Inhibition of RXR and PPARγ ameliorates diet-induced obesity and type 2 diabetes

PPAR gamma is a ligand-activated transcription factor and functions as a heterodimer with a retinoid X receptor (RXR). Supraphysiological activation of PPAR gamma by thiazolidinediones can reduce insulin resistance and hyperglycemia in type 2 diabetes, but these drugs can also cause weight gain. Quite unexpectedly, a moderate reduction of PPAR gamma activity observed in heterozygous PPAR gamma -deficient mice or the Pro 12Ala. polymorphism in human PPAR gamma, has been shown to prevent insulin resistance and obesity induced by a high-fat diet. In this study, we investigated whether functional antagonism toward PPAR gamma /RXR could be used to treat obesity and type 2 diabetes. We show herein that an RXR antagonist and a PPAR gamma antagonist decrease triglyceride (TG) content in white adipose tissue, skeletal muscle, and liver.
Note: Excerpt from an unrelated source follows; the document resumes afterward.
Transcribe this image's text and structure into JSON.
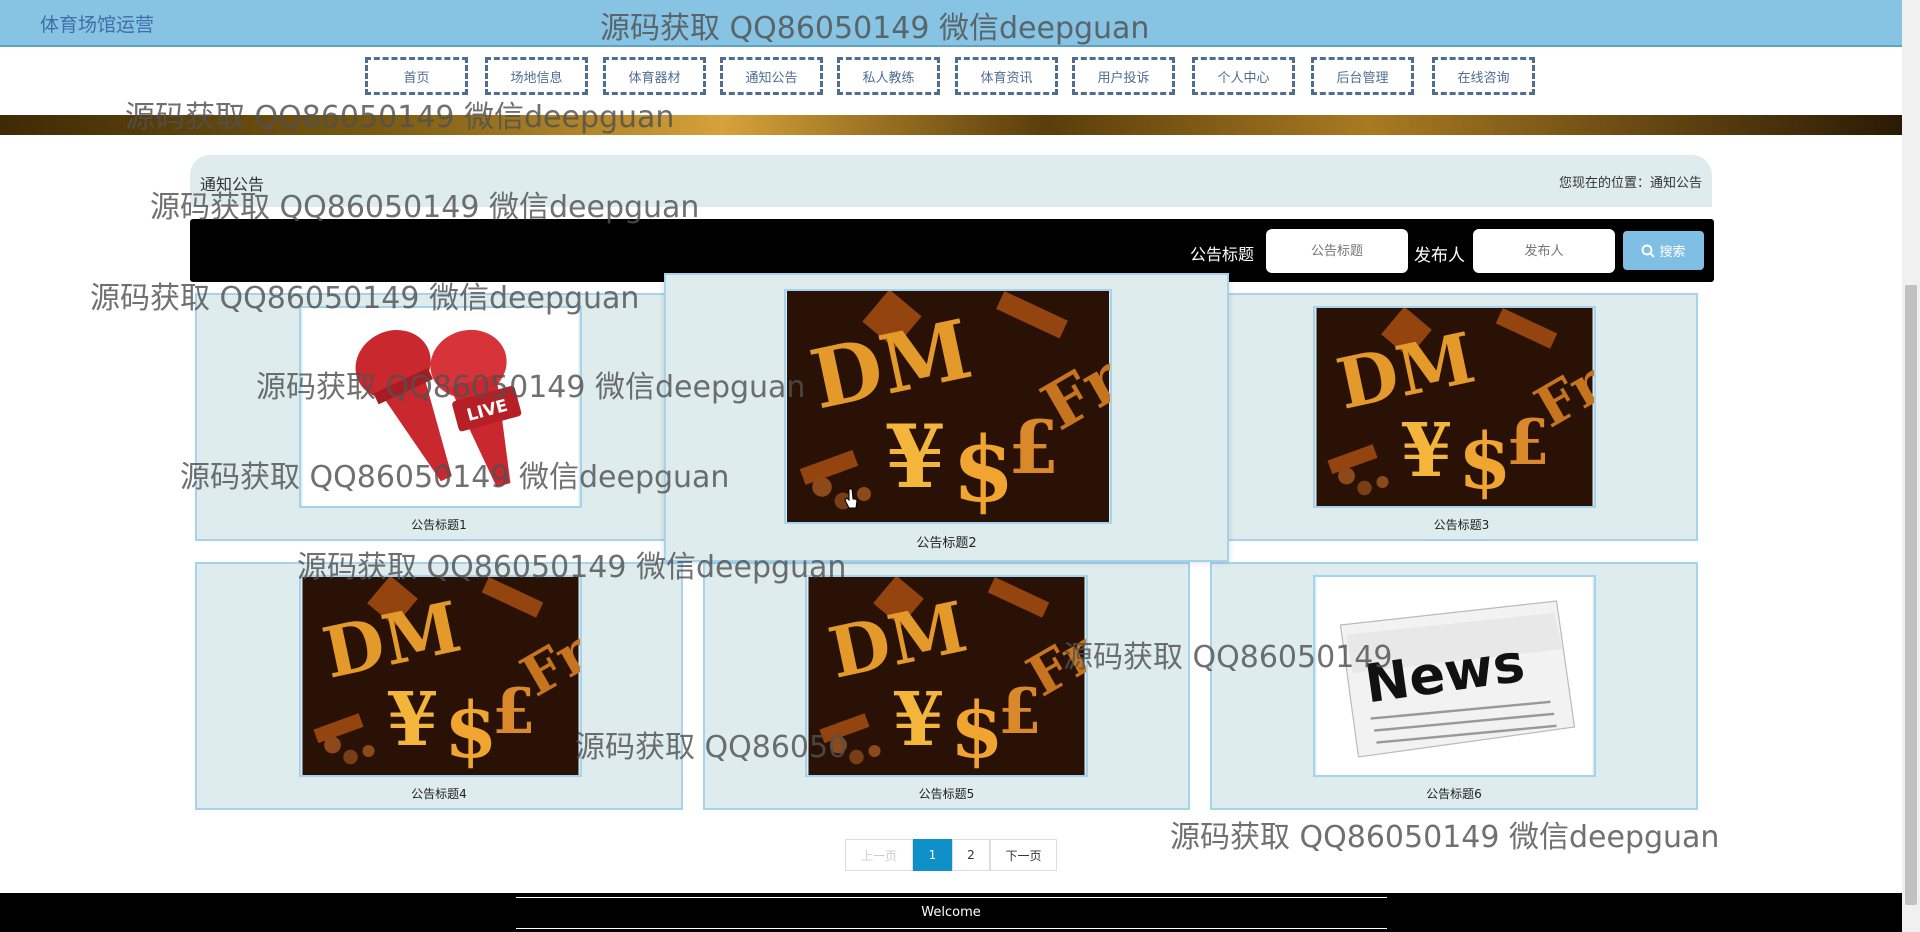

These inhibitors potentiated leptin's effects and increased fatty acid combustion and energy dissipation, thereby ameliorating HF diet-induced obesity and insulin resistance. Paradoxically, treatment of heterozygous PPAR gamma -deficient mice with an RXR antagonist or a PPAR gamma antagonist depletes white adipose tissue and markedly decreases leptin levels and energy dissipation, which increases TG content in skeletal muscle and the liver, thereby leading to the re-emergence of insulin resistance. Our data suggested that appropriate functional antagonism of PPAR gamma /RXR may be a logical approach to protection against obesity and related diseases such as type 2 diabetes.